I took this picture because I saw a million insects on one of the stems of this plant and when I touched it they all flew off and into a flying formation where they looked static. This is my attempt to photograph them though, of course, it didn’t work but I like the resulting picture anyway.
It’s just another Jarrow Crusade Ignored by those in power Backed by a whole class of people Whose life has gone sour The change will slowly come Too late for those affected The masses’ message manipulated Ignored and rejected The power is not with good people Whose members swell the ranks But held by the precious few Who own the guns and tanks As your protest heads down the street Always remember your way home Before that’s taken from you too And you’re left to seethe alone You’re either with us or against us Left conquered when divided Along the path of least resistance Your own future will be decided
Today I’m feeling:
A little more positive today. I’m liking that I can’t remember what day it is but that will all change soon.
Today I’m grateful for:
Electricity. After 4 hours without it last night I thought it wasn’t too bad but then realised I was still able to use my phone and iPad as they still had charge. If they had run out I don’t think I would’ve been so happy.
The best thing about today was:
Almost finishing the flashcard sorting. I could’ve finished it but as I find this kind of task enjoyable I want to stretch it out one more day. Next, I have to integrate their use into my lessons and hopefully, the students find them useful.
(I couldn’t resist and finished them off so now the island in the dining room is relatively clear again.
What was out of your control today and how did you handle it?
First thing this morning I stepped on Amy’s thin folding mattress on the floor and under my foot was wet. Argh! It felt like a full bladder of piss had been dispensed. I picked it up and hung it outside in the sun, having to also take the rug too as it had seeped through to that as well. Good morning!
Something I learned today?
In some street interviews, many young Chinese people assumed America has high-speed rail because it’s America so they must have it.
Write about a memorable experience from this past week.
The coming of the rain and the destructive storms. The rain was good, the destruction not.

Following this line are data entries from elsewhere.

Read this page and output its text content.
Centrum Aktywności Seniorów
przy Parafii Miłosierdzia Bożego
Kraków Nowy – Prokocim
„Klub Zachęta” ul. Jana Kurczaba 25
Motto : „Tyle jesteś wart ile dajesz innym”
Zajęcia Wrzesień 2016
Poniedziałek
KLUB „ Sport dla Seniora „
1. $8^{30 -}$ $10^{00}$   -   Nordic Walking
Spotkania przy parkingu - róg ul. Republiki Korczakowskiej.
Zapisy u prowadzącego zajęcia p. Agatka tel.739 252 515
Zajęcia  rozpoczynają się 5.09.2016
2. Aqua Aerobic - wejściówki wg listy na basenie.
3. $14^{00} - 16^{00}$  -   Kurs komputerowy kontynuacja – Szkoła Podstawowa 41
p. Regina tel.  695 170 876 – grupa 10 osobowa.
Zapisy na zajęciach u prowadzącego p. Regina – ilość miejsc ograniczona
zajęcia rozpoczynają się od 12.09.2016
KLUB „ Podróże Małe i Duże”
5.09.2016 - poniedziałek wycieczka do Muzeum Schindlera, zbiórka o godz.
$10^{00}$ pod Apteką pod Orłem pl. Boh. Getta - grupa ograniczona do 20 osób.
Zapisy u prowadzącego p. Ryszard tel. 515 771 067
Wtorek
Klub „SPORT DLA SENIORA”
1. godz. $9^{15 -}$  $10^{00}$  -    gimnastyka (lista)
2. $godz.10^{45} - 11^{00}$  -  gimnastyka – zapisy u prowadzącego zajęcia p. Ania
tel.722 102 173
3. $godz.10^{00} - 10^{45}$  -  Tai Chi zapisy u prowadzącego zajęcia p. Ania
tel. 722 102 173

I took this picture because this was the result of the storm last night. I threw some more breeze blocks up there and climbed up and tried to get the sheet back in place but that wasn’t possible. Even though it was only 10 am everything up on the roof was already burning hot. I was also nervous up there as there was a lot of flex in the frame in the middle of the roof. I did my best and placed the six blocks strategically but I think it still may not be enough if the wind really whips through again.
Past caring, passed caring Eyes popping, flashing lights Ecstasy takes you away Passing on future nights Save the world, someone Before there’s nothing left to save Stop the music, please Educate the rave
8th Sep 2024 – As the alternative to the alternative, punks turned into ravers and the passionate resistance to the ills of society was forgotten for the bliss of entertainment. I hated it.